I love the Robin Hood legend. From the perfect Disney cartoon, to the shaky-but-still-has-Taron-Edgerton version, I watch and read them all. So while I’m exhausted by twisted fairy tales – and I really didn’t like Spooner’s Beauty and the Beast update Hunted (Review: 2 stars) – I was open to this possibility.
In the first two-thirds of Sherwood, not a lot is new or particularly special. Robin is not coming home. The people of Nottingham suffer as ever beneath the thumb of the Sheriff, and his lackey, Guy of Gisborne. With no hero on the horizon, Marian takes up the cause: She finds herself accidentally in charge of the Merry Men, and they take to robbing the rich to feed the poor. She’s smart and crafty, loves her father, and knows she’s walking a thin line.
It’s all very reminiscent of the story line in BBC’s excellent “Robin Hood” TV series (three seasons, 2006-2009, and you can watch them here). The show was smart and funny, with the charm of the BBC’s wacky production values. It also featured a wonderfully feminist Marian, who did her own Robin Hood-esque work. More especially, is had an absolutely spec-freaking-tacular Guy of Gisborne. Good guy? Bad guy? Mr. Right or Mr. Wrong? He was all of those things, sexy AF, and more. Seriously, meet Richard Armitage.
So Sherwood has a lot of that, and for two-thirds felt like a decent, if lukewarm, retread. Until page 235, when I gasped. And slammed the book. And ripped it back open immediately to read that part again. If you loved the tension of the BBC show, Spooner’s Sherwood goes. for. it. Her characters aren’t as good, but I didn’t care! I had the BBC’s cast in my head and it was exploding.

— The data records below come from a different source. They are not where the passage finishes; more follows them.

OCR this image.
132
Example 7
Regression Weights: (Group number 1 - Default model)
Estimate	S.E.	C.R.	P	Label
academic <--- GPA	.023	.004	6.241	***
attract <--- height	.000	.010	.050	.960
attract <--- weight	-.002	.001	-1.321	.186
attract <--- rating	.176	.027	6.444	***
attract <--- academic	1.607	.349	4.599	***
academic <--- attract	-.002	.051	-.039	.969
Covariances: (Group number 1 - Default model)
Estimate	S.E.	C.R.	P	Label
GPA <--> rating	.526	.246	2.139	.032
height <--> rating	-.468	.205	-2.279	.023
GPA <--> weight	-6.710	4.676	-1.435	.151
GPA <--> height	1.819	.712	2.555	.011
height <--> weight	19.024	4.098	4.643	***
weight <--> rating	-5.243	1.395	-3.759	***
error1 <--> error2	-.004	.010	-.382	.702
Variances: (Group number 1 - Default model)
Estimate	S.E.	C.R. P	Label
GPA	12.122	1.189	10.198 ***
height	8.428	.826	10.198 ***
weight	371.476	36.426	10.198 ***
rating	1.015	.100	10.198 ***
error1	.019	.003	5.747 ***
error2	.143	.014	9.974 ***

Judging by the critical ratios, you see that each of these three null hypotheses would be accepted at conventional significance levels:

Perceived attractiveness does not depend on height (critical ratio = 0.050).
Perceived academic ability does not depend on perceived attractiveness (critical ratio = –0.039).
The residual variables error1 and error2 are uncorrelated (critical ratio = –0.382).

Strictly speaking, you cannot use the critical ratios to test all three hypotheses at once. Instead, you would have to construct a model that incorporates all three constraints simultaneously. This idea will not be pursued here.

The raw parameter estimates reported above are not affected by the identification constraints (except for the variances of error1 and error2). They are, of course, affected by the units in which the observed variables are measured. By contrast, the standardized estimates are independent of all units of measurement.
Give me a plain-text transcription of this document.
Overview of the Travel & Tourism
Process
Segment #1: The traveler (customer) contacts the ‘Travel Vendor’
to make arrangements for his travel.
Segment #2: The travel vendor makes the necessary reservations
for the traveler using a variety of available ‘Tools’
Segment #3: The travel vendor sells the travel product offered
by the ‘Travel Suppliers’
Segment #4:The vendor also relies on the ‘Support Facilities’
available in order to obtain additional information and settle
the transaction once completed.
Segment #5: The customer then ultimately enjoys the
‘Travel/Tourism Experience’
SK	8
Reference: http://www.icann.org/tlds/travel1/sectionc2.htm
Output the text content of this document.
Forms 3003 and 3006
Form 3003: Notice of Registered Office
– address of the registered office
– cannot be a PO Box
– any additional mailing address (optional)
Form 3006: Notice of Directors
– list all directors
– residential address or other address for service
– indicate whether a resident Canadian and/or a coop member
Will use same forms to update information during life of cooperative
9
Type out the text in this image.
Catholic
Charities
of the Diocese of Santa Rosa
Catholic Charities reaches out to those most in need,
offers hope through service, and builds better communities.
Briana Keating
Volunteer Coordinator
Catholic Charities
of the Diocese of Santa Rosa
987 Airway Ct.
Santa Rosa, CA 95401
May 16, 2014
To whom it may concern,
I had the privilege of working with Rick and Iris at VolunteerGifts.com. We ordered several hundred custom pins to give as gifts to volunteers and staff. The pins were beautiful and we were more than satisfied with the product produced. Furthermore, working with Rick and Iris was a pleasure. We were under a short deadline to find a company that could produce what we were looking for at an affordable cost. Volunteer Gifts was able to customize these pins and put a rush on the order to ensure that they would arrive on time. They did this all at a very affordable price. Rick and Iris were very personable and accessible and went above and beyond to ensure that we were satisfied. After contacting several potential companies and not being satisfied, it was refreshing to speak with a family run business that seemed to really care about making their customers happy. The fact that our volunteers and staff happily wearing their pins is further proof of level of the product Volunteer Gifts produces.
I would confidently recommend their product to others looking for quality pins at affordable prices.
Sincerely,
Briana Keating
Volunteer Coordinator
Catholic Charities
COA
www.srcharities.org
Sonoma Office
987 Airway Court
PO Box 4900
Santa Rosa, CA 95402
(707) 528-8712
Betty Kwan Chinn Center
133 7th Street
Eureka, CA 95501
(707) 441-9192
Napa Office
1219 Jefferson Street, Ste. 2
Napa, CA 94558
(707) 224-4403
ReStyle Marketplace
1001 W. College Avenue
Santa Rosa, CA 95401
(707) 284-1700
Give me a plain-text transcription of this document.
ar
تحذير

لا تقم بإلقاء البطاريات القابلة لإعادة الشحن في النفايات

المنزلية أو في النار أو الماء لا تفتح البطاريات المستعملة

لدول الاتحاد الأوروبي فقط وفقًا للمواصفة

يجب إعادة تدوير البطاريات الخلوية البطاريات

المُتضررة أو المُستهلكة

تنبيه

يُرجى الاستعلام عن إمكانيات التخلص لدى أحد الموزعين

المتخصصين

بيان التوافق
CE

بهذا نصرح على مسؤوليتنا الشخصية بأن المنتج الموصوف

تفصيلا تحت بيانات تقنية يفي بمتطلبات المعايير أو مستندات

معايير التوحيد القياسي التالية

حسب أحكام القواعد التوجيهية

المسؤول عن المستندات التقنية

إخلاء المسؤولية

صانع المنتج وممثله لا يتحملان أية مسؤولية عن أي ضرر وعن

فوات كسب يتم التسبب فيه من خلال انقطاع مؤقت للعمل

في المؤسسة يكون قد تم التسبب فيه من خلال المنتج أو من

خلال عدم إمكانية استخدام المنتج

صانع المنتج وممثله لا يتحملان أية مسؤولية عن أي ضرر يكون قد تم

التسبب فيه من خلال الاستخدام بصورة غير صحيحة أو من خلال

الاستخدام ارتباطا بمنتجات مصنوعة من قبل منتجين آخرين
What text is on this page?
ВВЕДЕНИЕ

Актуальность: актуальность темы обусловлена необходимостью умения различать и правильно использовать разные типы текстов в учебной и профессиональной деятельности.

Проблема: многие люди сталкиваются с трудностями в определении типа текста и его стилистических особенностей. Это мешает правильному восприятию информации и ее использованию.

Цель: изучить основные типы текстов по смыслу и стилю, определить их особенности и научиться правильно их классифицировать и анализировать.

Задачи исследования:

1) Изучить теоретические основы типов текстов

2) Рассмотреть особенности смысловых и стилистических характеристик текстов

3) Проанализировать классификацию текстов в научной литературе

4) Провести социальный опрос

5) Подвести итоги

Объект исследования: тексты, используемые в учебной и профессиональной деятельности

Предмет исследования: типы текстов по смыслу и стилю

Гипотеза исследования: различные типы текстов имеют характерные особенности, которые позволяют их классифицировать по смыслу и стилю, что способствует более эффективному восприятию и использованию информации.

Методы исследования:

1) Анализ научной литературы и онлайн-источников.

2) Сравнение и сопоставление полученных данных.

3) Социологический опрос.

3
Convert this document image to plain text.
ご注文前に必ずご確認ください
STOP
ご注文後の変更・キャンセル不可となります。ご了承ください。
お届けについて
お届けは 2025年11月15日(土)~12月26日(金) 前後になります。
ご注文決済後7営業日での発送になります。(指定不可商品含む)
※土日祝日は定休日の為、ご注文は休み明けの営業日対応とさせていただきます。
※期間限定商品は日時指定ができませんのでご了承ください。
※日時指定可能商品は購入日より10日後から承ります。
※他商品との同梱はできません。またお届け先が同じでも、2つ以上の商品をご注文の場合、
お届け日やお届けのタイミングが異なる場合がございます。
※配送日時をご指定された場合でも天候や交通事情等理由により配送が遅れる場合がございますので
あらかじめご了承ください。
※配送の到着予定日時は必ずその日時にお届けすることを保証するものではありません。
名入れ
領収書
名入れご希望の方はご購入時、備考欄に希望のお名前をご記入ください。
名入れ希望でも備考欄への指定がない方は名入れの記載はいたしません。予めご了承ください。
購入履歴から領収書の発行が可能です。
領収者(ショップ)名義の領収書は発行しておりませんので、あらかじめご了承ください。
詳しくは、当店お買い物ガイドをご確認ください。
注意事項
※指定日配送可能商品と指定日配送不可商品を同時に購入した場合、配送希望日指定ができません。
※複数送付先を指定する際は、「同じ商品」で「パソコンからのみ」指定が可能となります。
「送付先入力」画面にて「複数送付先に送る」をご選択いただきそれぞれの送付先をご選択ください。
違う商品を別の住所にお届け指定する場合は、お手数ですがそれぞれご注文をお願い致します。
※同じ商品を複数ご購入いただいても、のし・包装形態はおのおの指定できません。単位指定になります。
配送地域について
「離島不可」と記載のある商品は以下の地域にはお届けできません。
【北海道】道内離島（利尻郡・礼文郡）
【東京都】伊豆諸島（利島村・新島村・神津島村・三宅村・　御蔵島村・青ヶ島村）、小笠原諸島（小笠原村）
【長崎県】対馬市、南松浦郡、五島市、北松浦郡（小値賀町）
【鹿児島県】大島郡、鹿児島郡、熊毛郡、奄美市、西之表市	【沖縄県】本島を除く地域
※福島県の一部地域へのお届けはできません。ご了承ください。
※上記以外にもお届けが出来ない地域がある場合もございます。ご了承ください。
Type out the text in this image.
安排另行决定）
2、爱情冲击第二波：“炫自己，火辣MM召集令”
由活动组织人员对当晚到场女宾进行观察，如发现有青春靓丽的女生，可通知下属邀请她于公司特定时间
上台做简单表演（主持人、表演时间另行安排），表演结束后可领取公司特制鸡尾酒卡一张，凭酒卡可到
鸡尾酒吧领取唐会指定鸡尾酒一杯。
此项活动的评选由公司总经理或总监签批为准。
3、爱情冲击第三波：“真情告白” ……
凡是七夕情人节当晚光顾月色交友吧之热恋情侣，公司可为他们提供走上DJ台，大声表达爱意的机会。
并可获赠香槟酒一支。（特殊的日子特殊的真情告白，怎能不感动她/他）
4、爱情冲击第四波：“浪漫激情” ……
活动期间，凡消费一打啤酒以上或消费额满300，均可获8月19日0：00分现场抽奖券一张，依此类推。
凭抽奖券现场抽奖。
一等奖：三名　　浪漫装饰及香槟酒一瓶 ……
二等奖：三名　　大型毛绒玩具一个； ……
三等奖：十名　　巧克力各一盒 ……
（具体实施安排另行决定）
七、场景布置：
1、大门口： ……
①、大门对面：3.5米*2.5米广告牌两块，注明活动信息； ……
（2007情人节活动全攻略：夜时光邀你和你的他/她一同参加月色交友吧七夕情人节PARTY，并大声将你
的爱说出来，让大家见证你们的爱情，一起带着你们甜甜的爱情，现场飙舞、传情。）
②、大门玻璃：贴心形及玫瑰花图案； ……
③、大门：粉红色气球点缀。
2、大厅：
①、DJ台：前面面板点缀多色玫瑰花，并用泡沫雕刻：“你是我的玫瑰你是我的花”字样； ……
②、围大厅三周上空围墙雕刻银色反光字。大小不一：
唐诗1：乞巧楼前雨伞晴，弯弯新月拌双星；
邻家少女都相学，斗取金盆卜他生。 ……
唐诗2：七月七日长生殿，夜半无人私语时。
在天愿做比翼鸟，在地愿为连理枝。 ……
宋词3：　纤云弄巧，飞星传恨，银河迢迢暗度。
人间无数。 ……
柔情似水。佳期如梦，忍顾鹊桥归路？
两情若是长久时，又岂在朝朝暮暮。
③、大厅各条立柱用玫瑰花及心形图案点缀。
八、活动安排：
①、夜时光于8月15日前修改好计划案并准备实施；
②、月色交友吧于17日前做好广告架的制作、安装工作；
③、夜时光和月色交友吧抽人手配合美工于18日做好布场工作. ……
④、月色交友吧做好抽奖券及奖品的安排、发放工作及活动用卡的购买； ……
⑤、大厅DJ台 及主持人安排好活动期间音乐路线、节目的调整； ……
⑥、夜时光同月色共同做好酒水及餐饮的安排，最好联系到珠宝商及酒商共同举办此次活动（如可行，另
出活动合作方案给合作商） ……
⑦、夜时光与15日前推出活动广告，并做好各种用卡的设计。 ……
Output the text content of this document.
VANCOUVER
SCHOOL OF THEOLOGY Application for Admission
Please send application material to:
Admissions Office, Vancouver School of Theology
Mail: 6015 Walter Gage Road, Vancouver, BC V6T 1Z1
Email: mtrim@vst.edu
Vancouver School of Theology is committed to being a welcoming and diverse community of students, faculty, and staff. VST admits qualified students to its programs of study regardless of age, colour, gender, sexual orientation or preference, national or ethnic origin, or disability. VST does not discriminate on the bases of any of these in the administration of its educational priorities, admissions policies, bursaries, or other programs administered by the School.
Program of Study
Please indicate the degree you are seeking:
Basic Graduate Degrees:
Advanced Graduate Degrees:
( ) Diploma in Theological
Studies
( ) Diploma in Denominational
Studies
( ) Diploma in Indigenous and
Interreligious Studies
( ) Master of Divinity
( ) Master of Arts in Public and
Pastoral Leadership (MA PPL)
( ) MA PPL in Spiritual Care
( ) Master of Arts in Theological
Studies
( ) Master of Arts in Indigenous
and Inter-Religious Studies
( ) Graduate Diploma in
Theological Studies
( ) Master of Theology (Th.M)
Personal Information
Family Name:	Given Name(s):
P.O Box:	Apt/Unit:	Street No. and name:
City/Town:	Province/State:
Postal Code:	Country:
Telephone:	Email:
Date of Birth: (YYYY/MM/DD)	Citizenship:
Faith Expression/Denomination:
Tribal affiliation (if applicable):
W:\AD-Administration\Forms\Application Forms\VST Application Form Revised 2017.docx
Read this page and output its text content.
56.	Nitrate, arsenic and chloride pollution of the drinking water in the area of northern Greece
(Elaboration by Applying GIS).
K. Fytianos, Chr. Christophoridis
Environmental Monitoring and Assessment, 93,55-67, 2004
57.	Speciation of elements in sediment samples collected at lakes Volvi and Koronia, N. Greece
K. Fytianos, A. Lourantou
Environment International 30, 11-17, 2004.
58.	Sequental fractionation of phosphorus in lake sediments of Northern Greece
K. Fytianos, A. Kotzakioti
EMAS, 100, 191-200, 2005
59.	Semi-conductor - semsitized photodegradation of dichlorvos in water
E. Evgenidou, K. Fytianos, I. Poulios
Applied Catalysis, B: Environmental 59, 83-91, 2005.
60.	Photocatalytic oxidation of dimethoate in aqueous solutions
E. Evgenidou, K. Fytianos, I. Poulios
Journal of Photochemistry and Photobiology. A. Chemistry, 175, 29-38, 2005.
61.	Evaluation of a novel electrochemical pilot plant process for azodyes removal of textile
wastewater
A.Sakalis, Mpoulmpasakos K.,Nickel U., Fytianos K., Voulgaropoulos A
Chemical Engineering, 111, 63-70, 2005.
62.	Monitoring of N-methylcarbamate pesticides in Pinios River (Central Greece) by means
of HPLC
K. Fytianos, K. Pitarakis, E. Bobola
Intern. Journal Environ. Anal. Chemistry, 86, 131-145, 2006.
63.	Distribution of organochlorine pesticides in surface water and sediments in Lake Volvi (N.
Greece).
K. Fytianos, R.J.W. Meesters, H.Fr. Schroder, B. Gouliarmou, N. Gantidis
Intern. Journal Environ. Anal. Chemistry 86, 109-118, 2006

That turn took Sherwood to a new level. And it held out for another third of the book, ratcheting up before twisting back, surprise on surprise. It’s a top-notch ending that is worth wading through an average book to reach. Even more worth doing: binge the BBC series while you’re quarantined! You’ll swoon. You’ll burn, you’ll pine, you’ll perish. Then you’ll start sewing yourself a sassy Renaissance Faire costume and speaking with a British accent. You have plenty of time.